# Parelli Games



## HorsesAreForever (Nov 9, 2007)

These are literally the games that saved my life! If you want to know how just let me know!

First 4 Parelli Games! at One True Media - share slideshows, slide shows, MySpace slideshows, MySpace codes, free video sharing, video montages.

Anyone who is a parelli follower please give me a critique. Were just beginers haa


----------



## SonnyWimps (Feb 22, 2008)

HAF, I think you and Chance look awesome! I already told you the things I saw in AIM, but I still think you two have gone soooooooooooooooooooooooooooooo far! You two look amazing hehe! Can't wait to see how far you two will go! I'm sure you'll go extremely far!!!!!!


----------



## wanderlust (Nov 18, 2008)

Well, I can't critique because I don't know what to look for. But, what was the first song playing on the vid?


----------



## HorsesAreForever (Nov 9, 2007)

wanderlust-- the song is called Amazing -- Im not sure who its by though.

Jenny- THANKS !!


----------



## HorsesAreForever (Nov 9, 2007)

r u serious no one has anything to say :[


----------



## Snapple122 (Aug 8, 2008)

> r u serious no one has anything to say :[


I think it's because most of us really don't agree with the whole Parelli thing.


----------



## SallyBaby (Nov 30, 2008)

I would like to try the parelli thing with Sally, but i have herd that some parelli people dont diciplin their horses enough and just let them de whatever they want. 
I would still like to try some of the games though.


----------



## Spastic_Dove (Oct 4, 2007)

Sally:: You could just steal some of Parelli's methods/games/whatever and still discipline your horse. 

I am a thief from like...everyone haha.


----------



## RusticWildFire (Jul 6, 2008)

Wanderlust - The song is Amazing by Janelle
Other than that HAF - I don't know much about the Parelli games but it looks like you are having fun, so that's good!


----------



## HorsesAreForever (Nov 9, 2007)

Thanks everyone. YOu would be sooooo suprised how much parelli does get after there horses its just with out the whips and hard smacks. But it does get results. Chance use to be soo stubborn and WOULDNT move no matter how much u swung that rope in her face and the clip hit her chin but it got her annoyed and she stepped away from it and it all stop and shes like WHOA how did i do that haha so now were up to hardy even moving the rope sometimes! I use to be COMPLETELY against parelli but I figured out how it works and im getting majo results! 

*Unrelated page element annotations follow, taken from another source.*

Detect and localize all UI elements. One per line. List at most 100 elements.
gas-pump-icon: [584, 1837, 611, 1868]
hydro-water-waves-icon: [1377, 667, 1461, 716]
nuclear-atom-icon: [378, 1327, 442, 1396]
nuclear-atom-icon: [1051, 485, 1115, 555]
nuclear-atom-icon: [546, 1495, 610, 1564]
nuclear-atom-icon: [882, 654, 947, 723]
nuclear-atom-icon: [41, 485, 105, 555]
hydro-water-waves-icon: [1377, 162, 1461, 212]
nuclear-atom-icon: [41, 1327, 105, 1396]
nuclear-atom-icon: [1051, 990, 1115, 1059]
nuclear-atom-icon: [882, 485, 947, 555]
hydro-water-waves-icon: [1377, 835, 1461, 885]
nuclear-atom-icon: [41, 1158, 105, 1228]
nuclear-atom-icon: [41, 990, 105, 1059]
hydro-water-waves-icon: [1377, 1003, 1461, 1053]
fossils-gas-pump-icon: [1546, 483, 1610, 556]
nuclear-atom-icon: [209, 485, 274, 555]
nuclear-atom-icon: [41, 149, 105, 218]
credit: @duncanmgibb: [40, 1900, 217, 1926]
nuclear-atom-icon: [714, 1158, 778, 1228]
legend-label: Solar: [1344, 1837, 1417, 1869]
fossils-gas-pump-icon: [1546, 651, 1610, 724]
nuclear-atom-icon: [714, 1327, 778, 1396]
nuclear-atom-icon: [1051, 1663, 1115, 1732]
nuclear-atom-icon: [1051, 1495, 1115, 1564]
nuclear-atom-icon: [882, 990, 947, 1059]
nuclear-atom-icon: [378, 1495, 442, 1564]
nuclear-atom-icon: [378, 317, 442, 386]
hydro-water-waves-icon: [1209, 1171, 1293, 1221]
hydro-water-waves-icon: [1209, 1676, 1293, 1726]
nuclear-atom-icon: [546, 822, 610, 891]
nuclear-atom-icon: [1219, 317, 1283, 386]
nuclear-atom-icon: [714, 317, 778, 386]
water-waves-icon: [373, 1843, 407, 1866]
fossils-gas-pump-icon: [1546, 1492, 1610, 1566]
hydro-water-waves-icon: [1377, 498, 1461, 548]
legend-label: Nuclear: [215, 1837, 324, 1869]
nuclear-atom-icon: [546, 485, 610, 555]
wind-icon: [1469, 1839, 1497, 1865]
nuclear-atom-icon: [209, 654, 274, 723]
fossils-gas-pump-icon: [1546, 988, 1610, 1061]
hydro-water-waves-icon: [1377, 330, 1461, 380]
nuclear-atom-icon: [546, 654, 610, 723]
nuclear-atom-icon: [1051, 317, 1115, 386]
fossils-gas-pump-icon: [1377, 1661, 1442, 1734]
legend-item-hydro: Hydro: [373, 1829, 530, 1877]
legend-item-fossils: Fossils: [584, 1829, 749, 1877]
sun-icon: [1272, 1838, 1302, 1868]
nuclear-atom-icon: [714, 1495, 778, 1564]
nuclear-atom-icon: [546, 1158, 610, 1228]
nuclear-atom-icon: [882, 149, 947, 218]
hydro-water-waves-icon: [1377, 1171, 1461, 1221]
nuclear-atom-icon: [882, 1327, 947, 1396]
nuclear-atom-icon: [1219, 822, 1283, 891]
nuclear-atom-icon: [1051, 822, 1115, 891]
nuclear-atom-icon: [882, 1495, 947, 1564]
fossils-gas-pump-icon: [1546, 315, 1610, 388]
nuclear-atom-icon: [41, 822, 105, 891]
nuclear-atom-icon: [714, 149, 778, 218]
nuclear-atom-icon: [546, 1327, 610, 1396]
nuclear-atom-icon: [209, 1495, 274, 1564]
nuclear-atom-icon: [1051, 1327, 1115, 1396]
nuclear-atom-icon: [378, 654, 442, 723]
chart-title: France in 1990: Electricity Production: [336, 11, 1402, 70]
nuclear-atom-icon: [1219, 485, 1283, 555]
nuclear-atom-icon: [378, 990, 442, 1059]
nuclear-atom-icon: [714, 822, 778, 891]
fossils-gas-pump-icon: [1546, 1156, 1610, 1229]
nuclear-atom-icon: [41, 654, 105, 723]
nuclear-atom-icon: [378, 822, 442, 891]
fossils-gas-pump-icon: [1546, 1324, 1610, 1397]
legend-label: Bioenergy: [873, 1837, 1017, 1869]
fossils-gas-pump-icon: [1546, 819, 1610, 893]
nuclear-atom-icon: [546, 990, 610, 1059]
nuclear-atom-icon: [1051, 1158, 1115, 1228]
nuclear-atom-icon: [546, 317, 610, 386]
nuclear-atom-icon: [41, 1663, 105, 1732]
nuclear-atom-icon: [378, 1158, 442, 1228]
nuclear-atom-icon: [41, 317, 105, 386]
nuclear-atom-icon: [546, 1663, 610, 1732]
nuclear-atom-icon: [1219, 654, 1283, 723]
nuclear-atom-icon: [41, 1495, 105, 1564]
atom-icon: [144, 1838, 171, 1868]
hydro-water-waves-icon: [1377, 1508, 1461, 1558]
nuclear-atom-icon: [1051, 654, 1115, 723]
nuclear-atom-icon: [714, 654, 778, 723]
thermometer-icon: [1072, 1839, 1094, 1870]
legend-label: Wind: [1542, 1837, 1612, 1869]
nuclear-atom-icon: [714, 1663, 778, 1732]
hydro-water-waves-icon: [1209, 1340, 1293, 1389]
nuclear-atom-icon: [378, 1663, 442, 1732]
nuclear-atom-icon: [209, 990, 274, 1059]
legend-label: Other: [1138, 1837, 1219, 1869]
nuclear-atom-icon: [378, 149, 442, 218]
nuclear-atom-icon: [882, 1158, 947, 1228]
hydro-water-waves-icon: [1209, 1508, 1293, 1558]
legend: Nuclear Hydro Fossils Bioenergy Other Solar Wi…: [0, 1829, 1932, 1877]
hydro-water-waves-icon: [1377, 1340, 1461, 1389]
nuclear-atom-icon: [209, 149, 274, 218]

Accually in the video my energy was down SOO Much so we were both lazy that day. But yesterday I was hyper and ready and she was running with me and leading and playfull shaking her head.. it can get pretty fun! Ill have to get new and better videos when i have time!


----------



## SonnyWimps (Feb 22, 2008)

SallyBaby said:


> I would like to try the parelli thing with Sally, but i have herd that some parelli people dont diciplin their horses enough and just let them de whatever they , want.
> I would still like to try some of the games though.


Oh, I definately discipline Sonny if he needs to be. But I don't discipline by kicking him, hitting him with a whip, or hitting them without giving them enough time to correct their actions (called phases...phase one would be asking gentle phase two would be a tiny bit more pressure, phase three would be more pressure, and phase four would be alot of pressure....but not as much as most people use to discipline their horse.).
I have had so many problems with my horse, and doing Parelli has fixed them.

Rustic: Thanks for the name lol I was wondering also who it was also


----------